The benchmark is not too good, but maybe there are some more optimizations.

what does your benchmark say?

this is illegal according to repo

Benchmark is 8x worse.

julia> @benchmark related_new(posts)
BenchmarkTools.Trial: 18 samples with 1 evaluation.
 Range (min … max):  284.889 ms … 295.876 ms  ┊ GC (min … max): 0.00% … 0.00%
 Time  (median):     289.561 ms               ┊ GC (median):    0.00%
 Time  (mean ± σ):   288.686 ms ±   2.789 ms  ┊ GC (mean ± σ):  0.00% ± 0.00%

  ▃       ▃                 █
  █▇▁▁▁▇▁▁█▁▁▁▇▁▁▁▁▁▁▁▁▁▇▁▁▇█▇▇▁▁▇▇▇▁▁▁▁▁▁▁▁▁▁▁▁▁▁▁▁▁▁▁▁▁▁▁▁▁▁▇ ▁
  285 ms           Histogram: frequency by time          296 ms <

 Memory estimate: 1.25 MiB, allocs estimate: 183.

yeah, similar allocation but 10x slower (current one we have is about 20ms on my machine)

didn’t go over repo, but why is it illegal?

So, why is it illegal? It doesn’t limit number of posts?

Disableing runtime checks (bounds etc)

you cannot use @inbounds

1 Like

Removed it. Don’t think it will change anything. It’s only a proof-of-concept for trying to out-algorithm other submissions.

Someone should tell them that running benchmarks on GitHub-hosted CI machines is going to be very noisy.

2 Likes

@Lilith, just did a nice PR.

I was just looking at the very moment at how Go implementation does not specifically check for the key exeistance:

for i, post := range posts {
		for _, tag := range post.Tags {
			tagMap[tag] = append(tagMap[tag], isize(i))
		}
	}

And I was wondering if there is something similar in Julia stdlib.

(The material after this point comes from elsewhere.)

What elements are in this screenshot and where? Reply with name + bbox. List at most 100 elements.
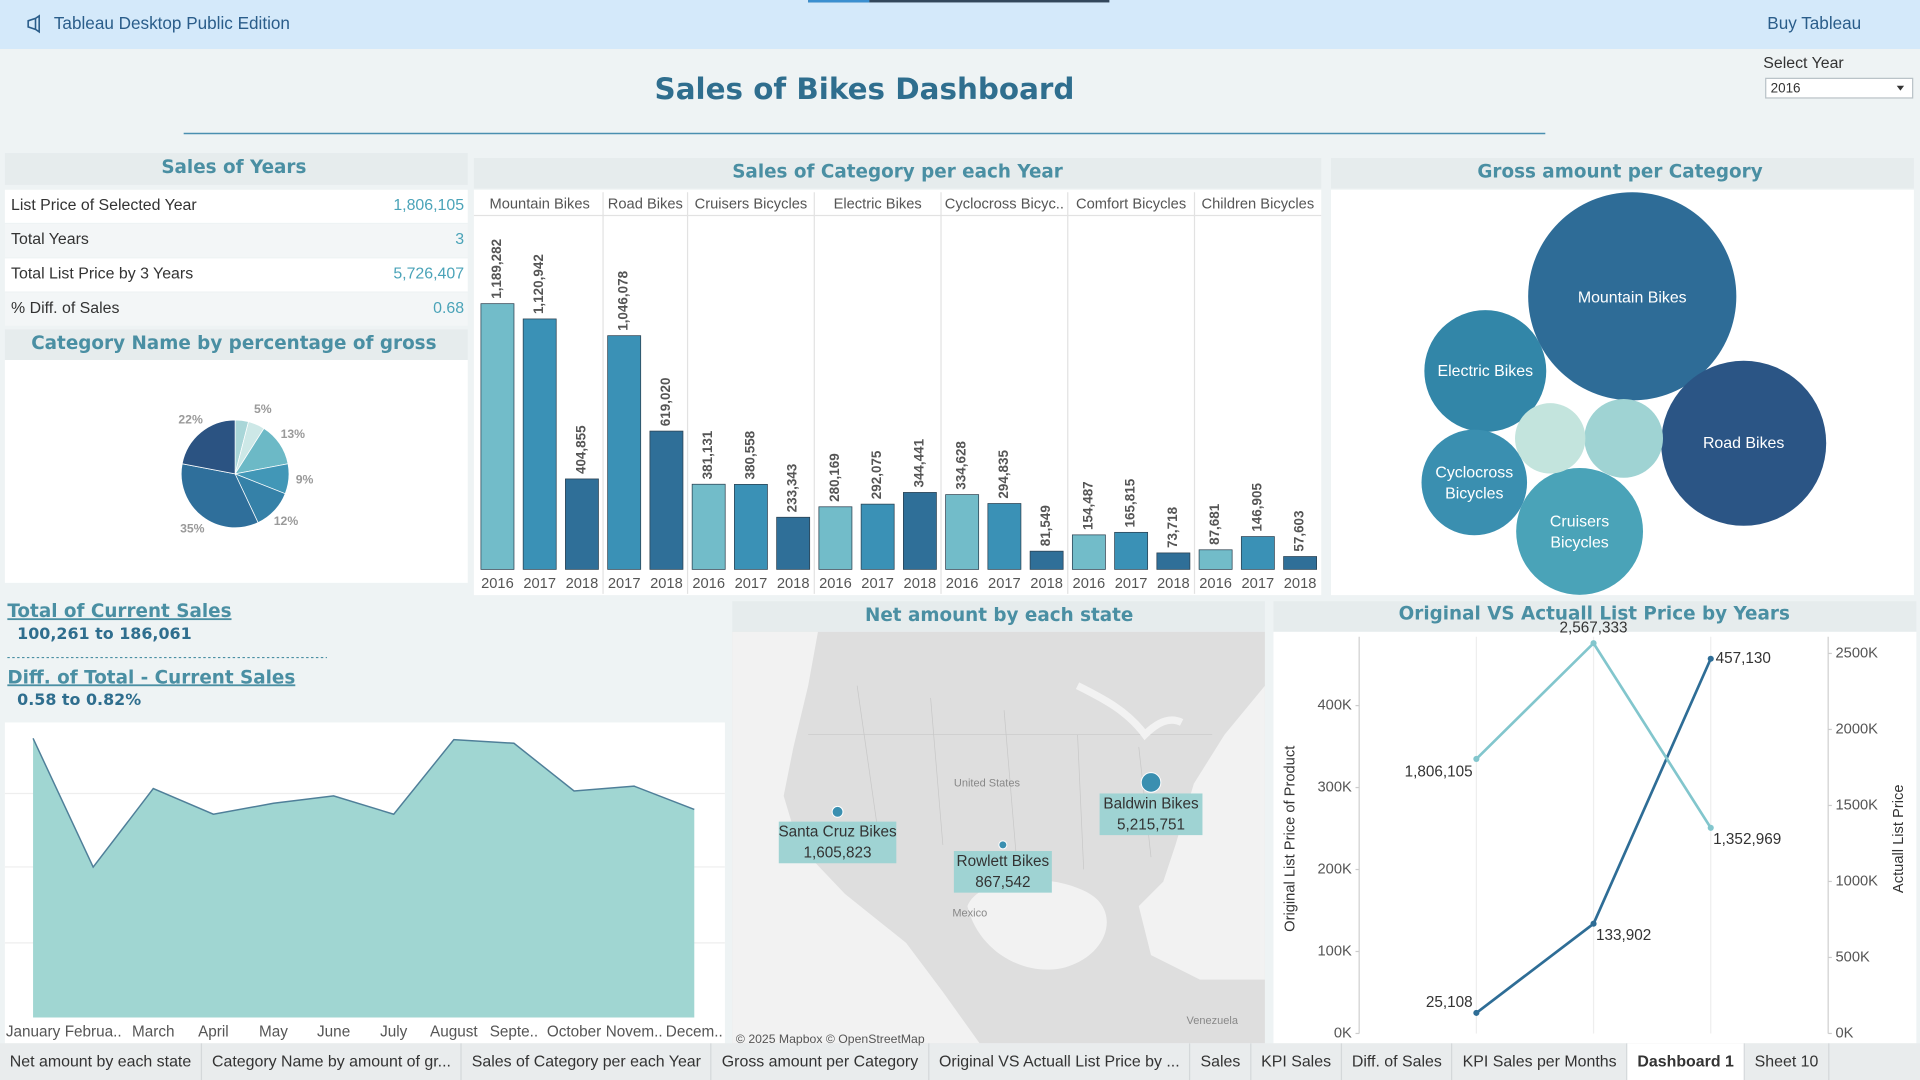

It turns out there it is (code quote from @Lilith PR):

for (idx, post) in enumerate(posts)
    for tag in post.tags
        tags = get!(() -> UInt16[], tagmap, tag)
        push!(tags, idx)
    end
end

I used StrideArrays at some point (by only looking at the docs and not seeing the repo warning).

It was blazing fast (~30% speed gain on my machine), and I requested the revert of that PR after @jling pointed out the issue.

1 Like

I think it’s questionable as to whether the rule is no-one can ever disable bounds checking (in which case probably Julia is excluded as a language, what’s the chance that there’s no @inbounds anywhere in Julia Base etc?) or the benchmark writer can’t disable bounds checking in the code they specifically write.

Also I’m guessing that the rule is really designed for static pre-compiled binaries where all bounds checking is disabled by a compiler switch at the command line, rather than specific bounds checking disabled at a point in the code where you can prove that it’s unnecessary.

If a library can prove that its safe to disable bounds checking, it seems like simply using that library shouldn’t disqualify your solution.

I’m not following entirely but which situation are we in here?

1 Like

A similar discussion took place here: Rules clarification · Issue #169 · jinyus/related_post_gen (github.com)

Seems like stdlib is excepted.

2 Likes